Atral, sa société de transport et de logistique s’occupe de la distribution de la matière première, les graines sont transformées dans des usines qui lui appartiennent également, sans compter les services portuaires d’exportation, où le chef d’Etat détient également des parts importantes.

Le Bénin a bien une loi sur la concurrence déloyale et monopolistique, mais le ministère du Commerce n’a pas mis en place la structure de surveillance économique chargée de la mettre en oeuvre.

’Politique dans les affaires’ -

Sollicitée à plusieurs reprises, l’AIC et la présidence n’ont pas répondu aux questions de l’AFP.

Martin Rodriguez, de son côté est intarissable. Riche investisseur béninois, et principal concurrent de Talon dans le secteur de l’égrenage, il assure avoir "tout perdu" dans son pays.

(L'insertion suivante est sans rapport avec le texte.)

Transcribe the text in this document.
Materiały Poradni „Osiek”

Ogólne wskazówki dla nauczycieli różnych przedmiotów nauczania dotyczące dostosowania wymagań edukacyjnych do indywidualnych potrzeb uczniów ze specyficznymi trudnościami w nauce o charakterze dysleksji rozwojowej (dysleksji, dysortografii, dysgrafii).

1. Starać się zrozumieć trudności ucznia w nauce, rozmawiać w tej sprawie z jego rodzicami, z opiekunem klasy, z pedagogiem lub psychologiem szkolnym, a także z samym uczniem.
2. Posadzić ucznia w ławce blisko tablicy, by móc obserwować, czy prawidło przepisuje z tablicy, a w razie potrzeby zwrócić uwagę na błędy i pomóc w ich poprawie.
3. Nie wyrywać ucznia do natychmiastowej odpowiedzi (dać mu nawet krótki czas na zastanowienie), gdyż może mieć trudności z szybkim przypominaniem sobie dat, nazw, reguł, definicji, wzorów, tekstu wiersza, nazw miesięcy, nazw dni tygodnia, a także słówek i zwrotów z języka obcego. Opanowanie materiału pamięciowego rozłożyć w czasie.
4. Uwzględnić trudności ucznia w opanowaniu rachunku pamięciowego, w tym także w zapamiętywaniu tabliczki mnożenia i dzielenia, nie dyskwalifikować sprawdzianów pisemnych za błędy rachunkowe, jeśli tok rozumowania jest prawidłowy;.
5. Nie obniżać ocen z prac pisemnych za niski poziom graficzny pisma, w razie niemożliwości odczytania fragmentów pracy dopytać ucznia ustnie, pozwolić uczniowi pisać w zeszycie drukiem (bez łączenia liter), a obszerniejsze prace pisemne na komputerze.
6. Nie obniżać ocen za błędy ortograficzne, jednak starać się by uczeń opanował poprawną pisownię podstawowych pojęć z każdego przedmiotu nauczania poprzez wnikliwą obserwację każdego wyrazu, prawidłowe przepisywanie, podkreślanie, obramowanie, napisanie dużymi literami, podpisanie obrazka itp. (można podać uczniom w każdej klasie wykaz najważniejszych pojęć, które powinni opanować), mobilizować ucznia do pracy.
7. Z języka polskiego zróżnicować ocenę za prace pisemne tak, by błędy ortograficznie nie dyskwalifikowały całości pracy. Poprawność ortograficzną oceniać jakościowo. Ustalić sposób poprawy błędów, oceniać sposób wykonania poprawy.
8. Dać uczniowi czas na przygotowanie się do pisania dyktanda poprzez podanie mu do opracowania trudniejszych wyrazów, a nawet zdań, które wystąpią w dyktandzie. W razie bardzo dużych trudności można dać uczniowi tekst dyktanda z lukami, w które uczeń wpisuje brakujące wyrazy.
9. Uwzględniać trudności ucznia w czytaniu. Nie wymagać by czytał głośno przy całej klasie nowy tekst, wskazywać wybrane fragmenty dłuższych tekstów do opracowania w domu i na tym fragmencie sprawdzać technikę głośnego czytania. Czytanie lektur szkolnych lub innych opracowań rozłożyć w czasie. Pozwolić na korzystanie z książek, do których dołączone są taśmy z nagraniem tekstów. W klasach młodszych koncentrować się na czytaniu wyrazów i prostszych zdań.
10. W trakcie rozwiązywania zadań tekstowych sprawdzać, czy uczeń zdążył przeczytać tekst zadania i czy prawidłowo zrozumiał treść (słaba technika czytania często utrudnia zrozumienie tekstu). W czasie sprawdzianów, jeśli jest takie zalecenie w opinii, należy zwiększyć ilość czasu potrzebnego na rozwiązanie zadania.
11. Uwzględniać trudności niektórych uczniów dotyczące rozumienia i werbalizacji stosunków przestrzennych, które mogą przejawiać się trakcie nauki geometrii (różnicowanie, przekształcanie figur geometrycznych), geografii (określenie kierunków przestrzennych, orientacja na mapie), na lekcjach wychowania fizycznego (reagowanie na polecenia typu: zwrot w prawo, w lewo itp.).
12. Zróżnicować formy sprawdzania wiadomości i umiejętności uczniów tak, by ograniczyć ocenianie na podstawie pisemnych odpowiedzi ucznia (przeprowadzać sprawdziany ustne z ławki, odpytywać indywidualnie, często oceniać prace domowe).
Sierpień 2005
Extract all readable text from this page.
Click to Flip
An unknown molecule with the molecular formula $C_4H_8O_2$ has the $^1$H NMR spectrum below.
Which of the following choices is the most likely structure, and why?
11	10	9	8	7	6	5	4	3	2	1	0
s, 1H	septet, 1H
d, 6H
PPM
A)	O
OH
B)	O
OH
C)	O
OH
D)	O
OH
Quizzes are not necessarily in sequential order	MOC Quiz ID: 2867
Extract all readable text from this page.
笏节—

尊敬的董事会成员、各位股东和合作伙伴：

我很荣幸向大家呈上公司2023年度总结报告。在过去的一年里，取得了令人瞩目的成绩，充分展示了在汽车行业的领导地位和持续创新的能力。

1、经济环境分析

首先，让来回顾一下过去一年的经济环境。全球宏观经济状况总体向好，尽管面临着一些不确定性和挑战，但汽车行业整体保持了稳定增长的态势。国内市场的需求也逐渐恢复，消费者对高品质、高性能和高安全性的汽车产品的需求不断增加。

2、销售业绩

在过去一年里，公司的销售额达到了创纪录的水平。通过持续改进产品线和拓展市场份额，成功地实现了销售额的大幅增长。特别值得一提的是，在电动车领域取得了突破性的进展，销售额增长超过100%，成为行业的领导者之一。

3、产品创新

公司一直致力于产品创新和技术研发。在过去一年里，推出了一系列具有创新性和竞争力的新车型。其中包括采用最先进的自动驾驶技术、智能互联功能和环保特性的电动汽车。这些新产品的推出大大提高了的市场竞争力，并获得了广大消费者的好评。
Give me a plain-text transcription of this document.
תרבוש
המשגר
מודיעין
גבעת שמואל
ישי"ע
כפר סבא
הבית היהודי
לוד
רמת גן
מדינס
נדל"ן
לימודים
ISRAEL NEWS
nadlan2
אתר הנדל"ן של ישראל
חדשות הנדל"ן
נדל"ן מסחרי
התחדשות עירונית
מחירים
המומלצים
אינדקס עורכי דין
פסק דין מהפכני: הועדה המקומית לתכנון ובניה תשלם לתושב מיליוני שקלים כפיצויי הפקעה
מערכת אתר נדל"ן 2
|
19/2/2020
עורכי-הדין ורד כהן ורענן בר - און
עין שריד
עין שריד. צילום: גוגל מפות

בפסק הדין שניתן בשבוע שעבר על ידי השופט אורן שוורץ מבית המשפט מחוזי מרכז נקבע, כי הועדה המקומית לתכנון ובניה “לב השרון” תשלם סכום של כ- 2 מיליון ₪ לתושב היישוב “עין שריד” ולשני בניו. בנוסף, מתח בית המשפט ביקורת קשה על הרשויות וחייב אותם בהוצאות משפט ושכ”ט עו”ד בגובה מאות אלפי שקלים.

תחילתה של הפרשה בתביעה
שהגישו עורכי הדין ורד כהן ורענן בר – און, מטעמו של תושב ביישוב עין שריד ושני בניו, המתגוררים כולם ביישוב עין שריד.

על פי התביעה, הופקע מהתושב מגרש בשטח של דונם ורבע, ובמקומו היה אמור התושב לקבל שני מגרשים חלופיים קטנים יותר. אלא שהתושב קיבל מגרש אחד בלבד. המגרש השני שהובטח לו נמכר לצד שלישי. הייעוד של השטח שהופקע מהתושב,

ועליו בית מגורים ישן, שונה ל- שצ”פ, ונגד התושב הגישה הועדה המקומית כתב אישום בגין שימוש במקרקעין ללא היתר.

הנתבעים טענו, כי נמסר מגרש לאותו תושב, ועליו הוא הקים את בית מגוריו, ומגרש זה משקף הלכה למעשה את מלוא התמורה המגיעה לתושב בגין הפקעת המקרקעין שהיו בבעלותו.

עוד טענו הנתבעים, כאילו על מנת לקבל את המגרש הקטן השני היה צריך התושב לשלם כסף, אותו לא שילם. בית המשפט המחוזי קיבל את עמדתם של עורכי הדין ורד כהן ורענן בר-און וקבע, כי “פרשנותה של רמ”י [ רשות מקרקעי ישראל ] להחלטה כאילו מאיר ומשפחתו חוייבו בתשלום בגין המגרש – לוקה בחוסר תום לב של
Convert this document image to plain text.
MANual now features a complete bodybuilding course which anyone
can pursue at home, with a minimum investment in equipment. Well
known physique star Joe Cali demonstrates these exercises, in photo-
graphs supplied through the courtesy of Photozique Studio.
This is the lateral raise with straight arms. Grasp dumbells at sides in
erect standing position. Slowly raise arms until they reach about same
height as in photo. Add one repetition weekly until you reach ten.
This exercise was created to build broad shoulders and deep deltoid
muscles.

Son usine à Nikki (nord-est), construite en 1997, n’a jamais fonctionné au plein de sa capacité, son propriétaire arguant que l’Etat refusait de lui fournir la matière première déjà sous le président Mathieu Kérékou (1996-2006).

Croulant sous les dettes, l’usine qui emploie environ 900 personnes, a été finalement saisie, puis revendue aux enchères pour 3 milliards de Francs CFA (4,5 millions d’euros) en novembre dernier, bien en dessous de sa valeur marchande, selon son propriétaire.

L’affaire est toujours en cours, M. Rodriguez ayant porté le dossier en appel, et c’est désormais... la Sodéco qui assure son fonctionnement.

"Talon a introduit la politique dans les affaires, et les affaires dans la
politique", s’emporte le chef d’entreprise, qui vit désormais aux Etats-Unis.

Si beaucoup au Bénin se réjouissent de la vitalité du secteur, le monopole inquiète. "Ce n’est pas normal. Il pourrait avoir les mêmes succès de réussite en gardant les parts de l’Etat et en accueillant d’autres privés dans le circuit", confie un ancien acteur important, sous couvert d’anonymat.

"Avant quand il y avait des problèmes, les petits producteurs, ou chaque maillon de la chaîne pouvait se tourner vers l’Etat. Aujourd’hui, à qui peuvent-ils parler?", s’interroge-t-il. "Tout le monde est résigné".